Lieutenant Commander Mark Redmayne, commanding officer of HMS Blyth said: ““As soon as we got the call from the coastguard at about 3pm, we responded by deploying my ship’s company as lookouts.

“Soon after, one of our diving team spotted the lads on the upturned dinghy. It was very fortuitous that we were passing at the right place, at the right time, considering we are on our way to the Mediterranean.

“They were recovered by our sea boat and looked like a pair of drowned rats. They had been clinging to the boat in the water for about 60 minutes but once aboard HMS Blyth we were able to offer them a shower and some overalls to wear.”

The Girvan Lifeboat crew on Sylvia Burrell then brought the two men back onto the land. The lifeboat crew were out on call from 2.30pm until around 9pm.

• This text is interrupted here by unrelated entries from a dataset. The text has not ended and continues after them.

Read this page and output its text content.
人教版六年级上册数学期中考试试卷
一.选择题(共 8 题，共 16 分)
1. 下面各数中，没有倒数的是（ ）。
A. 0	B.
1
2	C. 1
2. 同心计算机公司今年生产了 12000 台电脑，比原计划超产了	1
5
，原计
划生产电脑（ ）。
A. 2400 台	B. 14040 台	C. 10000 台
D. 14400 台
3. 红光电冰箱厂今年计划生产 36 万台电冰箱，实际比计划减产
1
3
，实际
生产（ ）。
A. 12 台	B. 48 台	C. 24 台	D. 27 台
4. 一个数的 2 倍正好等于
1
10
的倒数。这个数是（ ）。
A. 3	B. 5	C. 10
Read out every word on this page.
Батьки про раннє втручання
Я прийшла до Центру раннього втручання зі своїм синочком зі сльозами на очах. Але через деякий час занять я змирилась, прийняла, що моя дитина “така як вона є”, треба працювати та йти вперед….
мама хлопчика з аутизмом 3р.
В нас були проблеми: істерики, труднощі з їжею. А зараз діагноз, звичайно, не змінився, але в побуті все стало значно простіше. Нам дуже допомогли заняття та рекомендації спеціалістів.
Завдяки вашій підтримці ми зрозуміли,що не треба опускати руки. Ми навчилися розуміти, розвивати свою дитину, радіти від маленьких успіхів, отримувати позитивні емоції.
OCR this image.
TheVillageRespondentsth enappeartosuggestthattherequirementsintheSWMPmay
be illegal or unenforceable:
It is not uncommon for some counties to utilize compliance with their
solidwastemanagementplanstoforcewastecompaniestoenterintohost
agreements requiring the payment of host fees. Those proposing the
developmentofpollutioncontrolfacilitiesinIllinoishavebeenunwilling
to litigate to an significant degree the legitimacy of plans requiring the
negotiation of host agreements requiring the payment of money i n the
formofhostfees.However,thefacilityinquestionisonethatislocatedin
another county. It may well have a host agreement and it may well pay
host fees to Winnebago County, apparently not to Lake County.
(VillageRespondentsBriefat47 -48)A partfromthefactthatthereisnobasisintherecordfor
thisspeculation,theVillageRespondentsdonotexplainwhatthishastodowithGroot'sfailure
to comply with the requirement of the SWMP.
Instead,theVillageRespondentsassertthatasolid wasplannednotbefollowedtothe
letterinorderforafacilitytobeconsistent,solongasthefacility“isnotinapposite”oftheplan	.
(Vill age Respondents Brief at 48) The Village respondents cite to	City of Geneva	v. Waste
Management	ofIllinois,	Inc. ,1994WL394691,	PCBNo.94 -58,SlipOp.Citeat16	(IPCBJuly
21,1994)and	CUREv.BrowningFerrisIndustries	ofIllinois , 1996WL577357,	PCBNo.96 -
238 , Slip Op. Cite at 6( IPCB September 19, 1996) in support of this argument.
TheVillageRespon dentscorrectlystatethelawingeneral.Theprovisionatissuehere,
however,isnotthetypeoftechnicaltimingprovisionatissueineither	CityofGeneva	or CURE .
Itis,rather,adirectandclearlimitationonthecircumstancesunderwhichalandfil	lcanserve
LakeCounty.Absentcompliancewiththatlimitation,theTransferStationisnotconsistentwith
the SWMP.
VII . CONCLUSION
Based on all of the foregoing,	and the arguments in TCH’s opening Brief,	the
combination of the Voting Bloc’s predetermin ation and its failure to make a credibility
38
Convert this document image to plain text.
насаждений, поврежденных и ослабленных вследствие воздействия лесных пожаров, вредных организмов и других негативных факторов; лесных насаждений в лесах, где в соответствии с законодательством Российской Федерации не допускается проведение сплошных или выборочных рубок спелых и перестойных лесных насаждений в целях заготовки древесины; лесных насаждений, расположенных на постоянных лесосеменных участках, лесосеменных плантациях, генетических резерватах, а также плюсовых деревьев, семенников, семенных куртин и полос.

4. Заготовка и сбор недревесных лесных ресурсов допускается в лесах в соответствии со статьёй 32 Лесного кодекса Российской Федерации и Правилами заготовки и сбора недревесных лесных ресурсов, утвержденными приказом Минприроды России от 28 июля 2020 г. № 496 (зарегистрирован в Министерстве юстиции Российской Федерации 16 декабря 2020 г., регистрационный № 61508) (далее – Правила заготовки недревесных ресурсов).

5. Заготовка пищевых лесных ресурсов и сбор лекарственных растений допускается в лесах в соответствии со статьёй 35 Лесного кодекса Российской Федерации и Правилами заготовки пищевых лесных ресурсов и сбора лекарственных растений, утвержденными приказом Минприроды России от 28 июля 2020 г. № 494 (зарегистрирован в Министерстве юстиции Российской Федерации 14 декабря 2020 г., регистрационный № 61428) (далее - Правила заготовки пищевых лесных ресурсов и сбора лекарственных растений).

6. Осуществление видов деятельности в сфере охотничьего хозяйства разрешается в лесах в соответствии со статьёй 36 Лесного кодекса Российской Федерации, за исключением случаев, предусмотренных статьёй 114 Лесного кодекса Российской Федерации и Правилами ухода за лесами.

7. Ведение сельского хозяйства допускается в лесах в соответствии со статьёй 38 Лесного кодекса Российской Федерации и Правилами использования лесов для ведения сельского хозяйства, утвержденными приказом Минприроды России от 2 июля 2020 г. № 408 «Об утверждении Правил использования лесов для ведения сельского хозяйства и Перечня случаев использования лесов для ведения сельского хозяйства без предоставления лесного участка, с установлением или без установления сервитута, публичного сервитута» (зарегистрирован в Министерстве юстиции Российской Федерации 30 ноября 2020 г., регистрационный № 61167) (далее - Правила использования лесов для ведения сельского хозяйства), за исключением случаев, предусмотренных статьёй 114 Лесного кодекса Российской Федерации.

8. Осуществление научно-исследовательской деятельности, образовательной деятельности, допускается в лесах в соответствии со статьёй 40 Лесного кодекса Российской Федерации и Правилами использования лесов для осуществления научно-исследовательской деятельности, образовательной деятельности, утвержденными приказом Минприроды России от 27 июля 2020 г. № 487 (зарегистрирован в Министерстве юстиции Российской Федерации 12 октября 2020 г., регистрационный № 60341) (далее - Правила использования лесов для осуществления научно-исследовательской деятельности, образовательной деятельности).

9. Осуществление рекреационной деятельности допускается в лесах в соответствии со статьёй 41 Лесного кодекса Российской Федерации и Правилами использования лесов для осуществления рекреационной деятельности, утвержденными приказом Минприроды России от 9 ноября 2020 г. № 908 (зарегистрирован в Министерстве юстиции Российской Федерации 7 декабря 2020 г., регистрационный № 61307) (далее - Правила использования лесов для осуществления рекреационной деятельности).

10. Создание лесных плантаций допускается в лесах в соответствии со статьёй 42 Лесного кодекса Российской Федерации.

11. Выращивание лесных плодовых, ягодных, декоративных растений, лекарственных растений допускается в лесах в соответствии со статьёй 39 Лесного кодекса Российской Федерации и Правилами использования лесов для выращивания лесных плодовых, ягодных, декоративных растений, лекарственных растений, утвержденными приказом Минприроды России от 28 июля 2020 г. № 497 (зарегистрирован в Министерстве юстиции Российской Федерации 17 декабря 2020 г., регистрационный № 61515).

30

The two men had set sail from Largs earlier in the day on a two day trip and had planned to sail around the island before heading over to Arran to stay at Lamlash.

HMS Blyth meanwhile was on its way to a three month Nato mission in the Mediterranean.

Ailsa Craig is home to Europe’s biggest gannet colony and also provides the granite for many of the curling stones used at the Winter Olympics.

It was reported recently that donors in the United States of America are keen to help the National Trust of Scotland buy the island to own as an asset.